Potential Landing Sites for EU Mars Rover Selected
kfz versicherung writes "In 2013 the European Space Agency will launch its mission to Mars - ExoMars. The multi-million-euro mission calls for a rover weighing just over 200kg
that can trundle over the martian soil in search of past and present life. Now prime landing spots have
been selected. The list includes two sites at Meridiani Planum, the flat expanse near Mars' equator where Nasa's Opportunity
found possible evidence for an ancient sea. Early in Earth's history, all the primordial biochemistry took place in phyllosilicates, some kind of mineral that is a good matrix for preserving organic matter. Scientists are guessing that a similar site is the best place to start looking for fossil life on the Red Planet."
- First, phyllosilicates are minerals whose structure is built out of SiO4 tetrahedra polymerized into 2-D sheets at the atomic scale. Examples are clay minerals and micas (biotite and muscovite, principally).
- Second, the "life began on phyllosilicates" is merely an interesting hypothesis, and has not made it to the stage of theory. The basis for this is that phyllosilicates have those sheets stacked up in a periodic structure, and the spacing can be on the order of the spacing in RNA (disclaimer: I'm no expert on this hypothesis, and I don't have the paper in front of me now).

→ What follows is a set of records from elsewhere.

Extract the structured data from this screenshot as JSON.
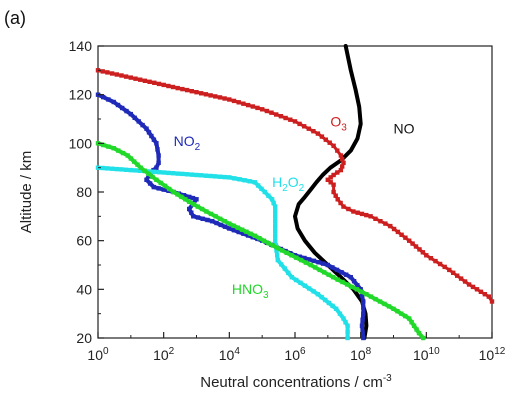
{
  "chart_data": {
    "type": "line",
    "panel_label": "(a)",
    "xlabel": "Neutral concentrations / cm",
    "xlabel_superscript": "-3",
    "ylabel": "Altitude / km",
    "x_scale": "log",
    "xlim": [
      1,
      1000000000000
    ],
    "ylim": [
      20,
      140
    ],
    "x_ticks": [
      {
        "value": 1,
        "base": "10",
        "exp": "0"
      },
      {
        "value": 100,
        "base": "10",
        "exp": "2"
      },
      {
        "value": 10000,
        "base": "10",
        "exp": "4"
      },
      {
        "value": 1000000,
        "base": "10",
        "exp": "6"
      },
      {
        "value": 100000000,
        "base": "10",
        "exp": "8"
      },
      {
        "value": 10000000000,
        "base": "10",
        "exp": "10"
      },
      {
        "value": 1000000000000,
        "base": "10",
        "exp": "12"
      }
    ],
    "y_ticks": [
      20,
      40,
      60,
      80,
      100,
      120,
      140
    ],
    "grid": false,
    "series": [
      {
        "name": "NO",
        "label_parts": [
          {
            "text": "NO",
            "sub": ""
          }
        ],
        "label_at": [
          1000000000.0,
          104
        ],
        "color": "#000000",
        "marker": "none",
        "width": 4,
        "points": [
          [
            130000000.0,
            20
          ],
          [
            150000000.0,
            25
          ],
          [
            140000000.0,
            30
          ],
          [
            110000000.0,
            35
          ],
          [
            60000000.0,
            40
          ],
          [
            25000000.0,
            45
          ],
          [
            10000000.0,
            50
          ],
          [
            4000000.0,
            55
          ],
          [
            2000000.0,
            60
          ],
          [
            1200000.0,
            65
          ],
          [
            1000000.0,
            70
          ],
          [
            1300000.0,
            75
          ],
          [
            2000000.0,
            78
          ],
          [
            3000000.0,
            81
          ],
          [
            4500000.0,
            84
          ],
          [
            7000000.0,
            87
          ],
          [
            12000000.0,
            90
          ],
          [
            25000000.0,
            93
          ],
          [
            50000000.0,
            97
          ],
          [
            80000000.0,
            102
          ],
          [
            100000000.0,
            108
          ],
          [
            90000000.0,
            115
          ],
          [
            70000000.0,
            122
          ],
          [
            50000000.0,
            130
          ],
          [
            35000000.0,
            140
          ]
        ]
      },
      {
        "name": "O3",
        "label_parts": [
          {
            "text": "O",
            "sub": "3"
          }
        ],
        "label_at": [
          12000000.0,
          107
        ],
        "color": "#cc1f1f",
        "marker": "square",
        "width": 3,
        "points": [
          [
            1,
            130
          ],
          [
            10,
            127
          ],
          [
            100,
            124
          ],
          [
            1000,
            121
          ],
          [
            10000.0,
            118
          ],
          [
            100000.0,
            114
          ],
          [
            1000000.0,
            109
          ],
          [
            5000000.0,
            104
          ],
          [
            15000000.0,
            99
          ],
          [
            25000000.0,
            95
          ],
          [
            30000000.0,
            92
          ],
          [
            25000000.0,
            89
          ],
          [
            15000000.0,
            87
          ],
          [
            10000000.0,
            85
          ],
          [
            15000000.0,
            83
          ],
          [
            15000000.0,
            80
          ],
          [
            20000000.0,
            77
          ],
          [
            30000000.0,
            74
          ],
          [
            60000000.0,
            72
          ],
          [
            200000000.0,
            70
          ],
          [
            800000000.0,
            66
          ],
          [
            3000000000.0,
            60
          ],
          [
            10000000000.0,
            54
          ],
          [
            50000000000.0,
            48
          ],
          [
            200000000000.0,
            42
          ],
          [
            800000000000.0,
            37
          ],
          [
            1000000000000.0,
            35
          ]
        ]
      },
      {
        "name": "NO2",
        "label_parts": [
          {
            "text": "NO",
            "sub": "2"
          }
        ],
        "label_at": [
          200,
          99
        ],
        "color": "#1f2ab8",
        "marker": "square",
        "width": 4,
        "points": [
          [
            1,
            120
          ],
          [
            3,
            117
          ],
          [
            10,
            112
          ],
          [
            30,
            106
          ],
          [
            60,
            100
          ],
          [
            70,
            95
          ],
          [
            70,
            92
          ],
          [
            60,
            90
          ],
          [
            40,
            88
          ],
          [
            30,
            85
          ],
          [
            50,
            82
          ],
          [
            200,
            80
          ],
          [
            600,
            78
          ],
          [
            1000,
            77
          ],
          [
            600,
            73
          ],
          [
            800,
            70
          ],
          [
            3000,
            68
          ],
          [
            10000.0,
            65
          ],
          [
            100000.0,
            60
          ],
          [
            1000000.0,
            54
          ],
          [
            10000000.0,
            50
          ],
          [
            50000000.0,
            45
          ],
          [
            100000000.0,
            40
          ],
          [
            120000000.0,
            35
          ],
          [
            120000000.0,
            30
          ],
          [
            110000000.0,
            25
          ],
          [
            120000000.0,
            20
          ]
        ]
      },
      {
        "name": "H2O2",
        "label_parts": [
          {
            "text": "H",
            "sub": "2"
          },
          {
            "text": "O",
            "sub": "2"
          }
        ],
        "label_at": [
          200000.0,
          82
        ],
        "color": "#22e0e8",
        "marker": "square",
        "width": 4,
        "points": [
          [
            1,
            90
          ],
          [
            10,
            89
          ],
          [
            100,
            88
          ],
          [
            1000,
            87
          ],
          [
            10000.0,
            86
          ],
          [
            60000.0,
            84
          ],
          [
            120000.0,
            80
          ],
          [
            200000.0,
            77
          ],
          [
            250000.0,
            74
          ],
          [
            250000.0,
            70
          ],
          [
            250000.0,
            60
          ],
          [
            300000.0,
            52
          ],
          [
            800000.0,
            45
          ],
          [
            5000000.0,
            38
          ],
          [
            18000000.0,
            32
          ],
          [
            30000000.0,
            28
          ],
          [
            40000000.0,
            25
          ],
          [
            40000000.0,
            20
          ]
        ]
      },
      {
        "name": "HNO3",
        "label_parts": [
          {
            "text": "HNO",
            "sub": "3"
          }
        ],
        "label_at": [
          12000.0,
          38
        ],
        "color": "#22d82a",
        "marker": "square",
        "width": 4,
        "points": [
          [
            1,
            100
          ],
          [
            3,
            98
          ],
          [
            8,
            95
          ],
          [
            20,
            90
          ],
          [
            60,
            85
          ],
          [
            200,
            80
          ],
          [
            600,
            76
          ],
          [
            2000,
            72
          ],
          [
            10000.0,
            67
          ],
          [
            60000.0,
            62
          ],
          [
            400000.0,
            56
          ],
          [
            3000000.0,
            50
          ],
          [
            20000000.0,
            44
          ],
          [
            150000000.0,
            38
          ],
          [
            1000000000.0,
            32
          ],
          [
            3000000000.0,
            28
          ],
          [
            6000000000.0,
            22
          ],
          [
            8000000000.0,
            20
          ]
        ]
      }
    ]
  }
}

- Finally, there's no way that phyllosilicates, or any mineral, are going to "preserve organic matter". Organic matter preservation is simply related to the history of the material (e.g., temperature, pressure, time).

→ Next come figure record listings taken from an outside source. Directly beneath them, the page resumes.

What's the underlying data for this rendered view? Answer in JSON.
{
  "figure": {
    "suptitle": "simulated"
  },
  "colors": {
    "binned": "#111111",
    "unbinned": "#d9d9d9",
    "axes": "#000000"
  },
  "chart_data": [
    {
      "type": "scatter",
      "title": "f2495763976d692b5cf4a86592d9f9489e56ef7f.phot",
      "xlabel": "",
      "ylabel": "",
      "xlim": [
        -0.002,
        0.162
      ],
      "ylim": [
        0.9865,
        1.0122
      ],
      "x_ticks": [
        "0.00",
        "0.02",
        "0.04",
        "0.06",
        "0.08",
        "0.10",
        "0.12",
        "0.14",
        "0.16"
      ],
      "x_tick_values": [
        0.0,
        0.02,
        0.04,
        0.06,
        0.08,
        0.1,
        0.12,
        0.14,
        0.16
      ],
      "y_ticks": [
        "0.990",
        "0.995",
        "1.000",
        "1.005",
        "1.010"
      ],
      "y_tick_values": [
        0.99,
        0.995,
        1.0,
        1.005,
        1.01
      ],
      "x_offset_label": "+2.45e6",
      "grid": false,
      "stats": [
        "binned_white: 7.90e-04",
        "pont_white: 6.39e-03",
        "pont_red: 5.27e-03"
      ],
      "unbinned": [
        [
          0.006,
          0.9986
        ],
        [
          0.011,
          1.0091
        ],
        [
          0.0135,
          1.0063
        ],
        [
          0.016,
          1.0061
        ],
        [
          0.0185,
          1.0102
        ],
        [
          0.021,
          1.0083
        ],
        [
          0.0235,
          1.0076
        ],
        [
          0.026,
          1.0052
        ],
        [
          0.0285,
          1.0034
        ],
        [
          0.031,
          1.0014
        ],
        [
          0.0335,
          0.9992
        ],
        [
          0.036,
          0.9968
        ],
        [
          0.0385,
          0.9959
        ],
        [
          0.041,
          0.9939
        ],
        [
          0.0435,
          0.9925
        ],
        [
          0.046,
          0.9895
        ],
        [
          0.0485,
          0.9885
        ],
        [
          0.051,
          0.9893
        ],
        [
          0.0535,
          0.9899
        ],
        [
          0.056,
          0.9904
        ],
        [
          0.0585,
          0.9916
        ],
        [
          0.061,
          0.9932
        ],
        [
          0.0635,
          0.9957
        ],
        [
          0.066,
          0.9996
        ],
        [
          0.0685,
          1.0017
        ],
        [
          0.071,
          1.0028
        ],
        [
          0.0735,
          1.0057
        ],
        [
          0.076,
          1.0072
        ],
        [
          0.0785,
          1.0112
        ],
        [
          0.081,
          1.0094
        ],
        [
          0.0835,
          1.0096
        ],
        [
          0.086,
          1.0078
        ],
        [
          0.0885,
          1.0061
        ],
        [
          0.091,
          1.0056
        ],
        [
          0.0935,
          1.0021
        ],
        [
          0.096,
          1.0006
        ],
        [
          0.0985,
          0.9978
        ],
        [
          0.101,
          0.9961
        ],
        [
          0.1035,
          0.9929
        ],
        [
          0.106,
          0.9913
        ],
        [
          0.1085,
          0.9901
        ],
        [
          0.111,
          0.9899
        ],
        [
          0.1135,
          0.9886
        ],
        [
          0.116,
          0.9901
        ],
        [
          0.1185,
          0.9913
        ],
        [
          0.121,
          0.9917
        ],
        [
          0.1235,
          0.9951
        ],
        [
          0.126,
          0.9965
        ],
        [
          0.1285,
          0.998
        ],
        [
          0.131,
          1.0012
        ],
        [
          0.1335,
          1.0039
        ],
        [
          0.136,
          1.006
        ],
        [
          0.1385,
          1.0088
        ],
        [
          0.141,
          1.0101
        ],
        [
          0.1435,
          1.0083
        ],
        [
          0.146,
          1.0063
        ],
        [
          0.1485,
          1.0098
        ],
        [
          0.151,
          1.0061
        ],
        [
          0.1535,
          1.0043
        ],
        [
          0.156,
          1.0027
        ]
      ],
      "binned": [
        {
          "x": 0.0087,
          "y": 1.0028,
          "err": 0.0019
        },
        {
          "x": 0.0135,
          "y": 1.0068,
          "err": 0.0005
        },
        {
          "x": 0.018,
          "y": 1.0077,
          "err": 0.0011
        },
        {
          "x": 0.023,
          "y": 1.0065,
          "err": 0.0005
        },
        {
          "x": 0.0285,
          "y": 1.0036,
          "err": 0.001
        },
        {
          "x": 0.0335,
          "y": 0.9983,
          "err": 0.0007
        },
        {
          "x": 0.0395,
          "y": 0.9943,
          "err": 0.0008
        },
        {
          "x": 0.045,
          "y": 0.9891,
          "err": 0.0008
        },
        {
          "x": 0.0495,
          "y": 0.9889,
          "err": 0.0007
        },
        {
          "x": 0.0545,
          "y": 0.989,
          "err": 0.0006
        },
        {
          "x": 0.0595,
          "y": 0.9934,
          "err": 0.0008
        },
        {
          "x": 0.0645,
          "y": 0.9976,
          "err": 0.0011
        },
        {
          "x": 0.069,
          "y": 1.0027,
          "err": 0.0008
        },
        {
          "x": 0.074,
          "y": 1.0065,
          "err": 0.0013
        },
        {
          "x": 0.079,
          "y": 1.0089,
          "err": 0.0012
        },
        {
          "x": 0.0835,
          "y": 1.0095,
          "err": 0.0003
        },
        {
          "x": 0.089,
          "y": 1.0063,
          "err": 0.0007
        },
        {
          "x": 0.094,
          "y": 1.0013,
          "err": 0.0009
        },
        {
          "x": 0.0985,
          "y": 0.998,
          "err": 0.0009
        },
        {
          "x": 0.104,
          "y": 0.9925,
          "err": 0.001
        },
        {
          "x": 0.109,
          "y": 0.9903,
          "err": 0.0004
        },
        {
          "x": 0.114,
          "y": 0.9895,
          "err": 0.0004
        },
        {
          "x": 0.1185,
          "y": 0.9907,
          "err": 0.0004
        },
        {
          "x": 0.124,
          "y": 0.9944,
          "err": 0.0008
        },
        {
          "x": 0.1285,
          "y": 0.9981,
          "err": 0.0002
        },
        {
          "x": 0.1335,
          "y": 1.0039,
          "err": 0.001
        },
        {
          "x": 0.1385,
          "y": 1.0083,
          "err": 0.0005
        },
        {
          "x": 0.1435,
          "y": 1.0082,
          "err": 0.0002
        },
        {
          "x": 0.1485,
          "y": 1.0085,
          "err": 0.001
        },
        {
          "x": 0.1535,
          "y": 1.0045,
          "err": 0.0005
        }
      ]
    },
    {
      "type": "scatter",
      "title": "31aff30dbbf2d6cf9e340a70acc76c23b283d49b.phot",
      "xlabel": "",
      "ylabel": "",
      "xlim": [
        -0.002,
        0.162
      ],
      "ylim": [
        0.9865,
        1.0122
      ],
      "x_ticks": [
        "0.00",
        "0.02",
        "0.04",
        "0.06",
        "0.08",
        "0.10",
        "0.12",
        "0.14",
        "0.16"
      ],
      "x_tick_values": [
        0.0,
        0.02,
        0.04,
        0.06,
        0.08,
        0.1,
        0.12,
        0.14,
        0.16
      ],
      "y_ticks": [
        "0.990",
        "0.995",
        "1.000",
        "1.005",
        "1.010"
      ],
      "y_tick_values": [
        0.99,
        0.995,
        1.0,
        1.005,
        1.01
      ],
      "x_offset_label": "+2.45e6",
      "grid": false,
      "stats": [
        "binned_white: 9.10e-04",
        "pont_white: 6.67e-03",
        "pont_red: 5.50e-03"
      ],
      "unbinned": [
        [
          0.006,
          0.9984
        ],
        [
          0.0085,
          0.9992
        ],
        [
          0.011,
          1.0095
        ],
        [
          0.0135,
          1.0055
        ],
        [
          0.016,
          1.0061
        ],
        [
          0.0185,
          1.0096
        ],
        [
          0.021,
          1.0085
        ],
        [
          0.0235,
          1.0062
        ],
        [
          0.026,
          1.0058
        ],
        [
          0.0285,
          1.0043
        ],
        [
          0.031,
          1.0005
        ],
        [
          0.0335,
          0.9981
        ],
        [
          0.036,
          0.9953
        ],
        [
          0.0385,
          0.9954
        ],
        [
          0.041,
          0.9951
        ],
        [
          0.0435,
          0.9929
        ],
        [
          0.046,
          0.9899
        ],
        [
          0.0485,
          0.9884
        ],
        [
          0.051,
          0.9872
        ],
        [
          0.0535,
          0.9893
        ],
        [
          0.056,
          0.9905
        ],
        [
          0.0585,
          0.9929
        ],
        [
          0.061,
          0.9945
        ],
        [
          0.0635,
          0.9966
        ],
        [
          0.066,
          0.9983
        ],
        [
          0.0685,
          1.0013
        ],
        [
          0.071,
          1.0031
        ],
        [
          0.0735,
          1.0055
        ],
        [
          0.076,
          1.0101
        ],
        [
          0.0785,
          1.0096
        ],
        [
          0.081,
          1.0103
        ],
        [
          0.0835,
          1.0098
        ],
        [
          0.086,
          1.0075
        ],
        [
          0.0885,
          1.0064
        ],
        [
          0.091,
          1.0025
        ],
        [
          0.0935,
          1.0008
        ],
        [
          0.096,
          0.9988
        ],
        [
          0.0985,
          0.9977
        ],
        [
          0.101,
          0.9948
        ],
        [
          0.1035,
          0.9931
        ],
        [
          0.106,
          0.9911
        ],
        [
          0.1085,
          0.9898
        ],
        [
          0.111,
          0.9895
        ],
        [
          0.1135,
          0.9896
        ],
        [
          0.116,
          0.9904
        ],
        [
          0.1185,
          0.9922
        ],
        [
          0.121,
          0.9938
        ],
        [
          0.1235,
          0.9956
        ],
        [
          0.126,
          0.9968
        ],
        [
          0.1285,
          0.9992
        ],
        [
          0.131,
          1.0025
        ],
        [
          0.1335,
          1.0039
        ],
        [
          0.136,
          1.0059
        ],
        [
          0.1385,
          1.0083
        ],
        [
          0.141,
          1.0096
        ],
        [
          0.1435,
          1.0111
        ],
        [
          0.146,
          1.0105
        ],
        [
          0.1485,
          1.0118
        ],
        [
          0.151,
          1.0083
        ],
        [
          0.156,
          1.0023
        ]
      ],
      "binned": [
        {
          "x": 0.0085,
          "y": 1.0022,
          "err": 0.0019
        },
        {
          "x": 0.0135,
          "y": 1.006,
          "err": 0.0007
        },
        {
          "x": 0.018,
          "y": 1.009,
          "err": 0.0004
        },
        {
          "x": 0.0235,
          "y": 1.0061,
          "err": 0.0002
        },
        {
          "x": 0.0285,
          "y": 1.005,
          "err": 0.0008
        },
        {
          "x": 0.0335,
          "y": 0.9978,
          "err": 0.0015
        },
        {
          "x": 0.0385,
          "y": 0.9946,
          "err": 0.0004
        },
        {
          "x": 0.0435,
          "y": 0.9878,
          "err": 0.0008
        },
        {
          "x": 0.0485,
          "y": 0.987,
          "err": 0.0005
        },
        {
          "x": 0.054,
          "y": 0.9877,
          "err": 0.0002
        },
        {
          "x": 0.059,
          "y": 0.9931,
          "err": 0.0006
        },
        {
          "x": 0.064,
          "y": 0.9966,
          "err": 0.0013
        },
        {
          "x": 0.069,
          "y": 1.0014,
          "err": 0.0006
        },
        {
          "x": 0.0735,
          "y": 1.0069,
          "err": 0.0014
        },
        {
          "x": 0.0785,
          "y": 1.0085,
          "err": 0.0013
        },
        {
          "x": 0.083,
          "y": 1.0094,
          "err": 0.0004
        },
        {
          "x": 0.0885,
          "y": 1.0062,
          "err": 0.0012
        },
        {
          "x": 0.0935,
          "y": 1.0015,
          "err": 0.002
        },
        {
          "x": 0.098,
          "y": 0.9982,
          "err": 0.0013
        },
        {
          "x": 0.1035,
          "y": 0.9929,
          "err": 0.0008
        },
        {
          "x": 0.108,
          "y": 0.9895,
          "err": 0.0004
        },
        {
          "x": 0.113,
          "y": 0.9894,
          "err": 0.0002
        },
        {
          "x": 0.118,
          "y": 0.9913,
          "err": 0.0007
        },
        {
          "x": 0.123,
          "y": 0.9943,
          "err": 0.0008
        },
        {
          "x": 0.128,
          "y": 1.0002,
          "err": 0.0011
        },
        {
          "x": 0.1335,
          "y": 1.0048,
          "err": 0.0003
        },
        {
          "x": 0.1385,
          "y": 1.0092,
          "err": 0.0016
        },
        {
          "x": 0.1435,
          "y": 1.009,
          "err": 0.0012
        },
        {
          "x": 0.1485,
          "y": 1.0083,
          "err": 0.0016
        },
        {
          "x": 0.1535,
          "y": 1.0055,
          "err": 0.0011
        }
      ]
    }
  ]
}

-Dave HirschAssoc. Prof. of Geology
Western WA Univ.
Why does NASA have a fixation on sending single units to Mars ?
Why can't NASA work on a mission which will deposit 10's or 100's of rovers ?
Granted, there is a weight problem here, since each rover would have to be very light to carry that many of them to Mars.
However imagine the coolness factor of 20 or 30 sojourners running around the surface of mars. You could split modularized science experiments up among them, having a basic structure and each having a set of modular science experiment units.
With modularized components built in (relatively) large quantities the marginal cost of sending 30 rovers to Mars should be minimal.
Seems to me that your chances of finding something interesting go up dramatically.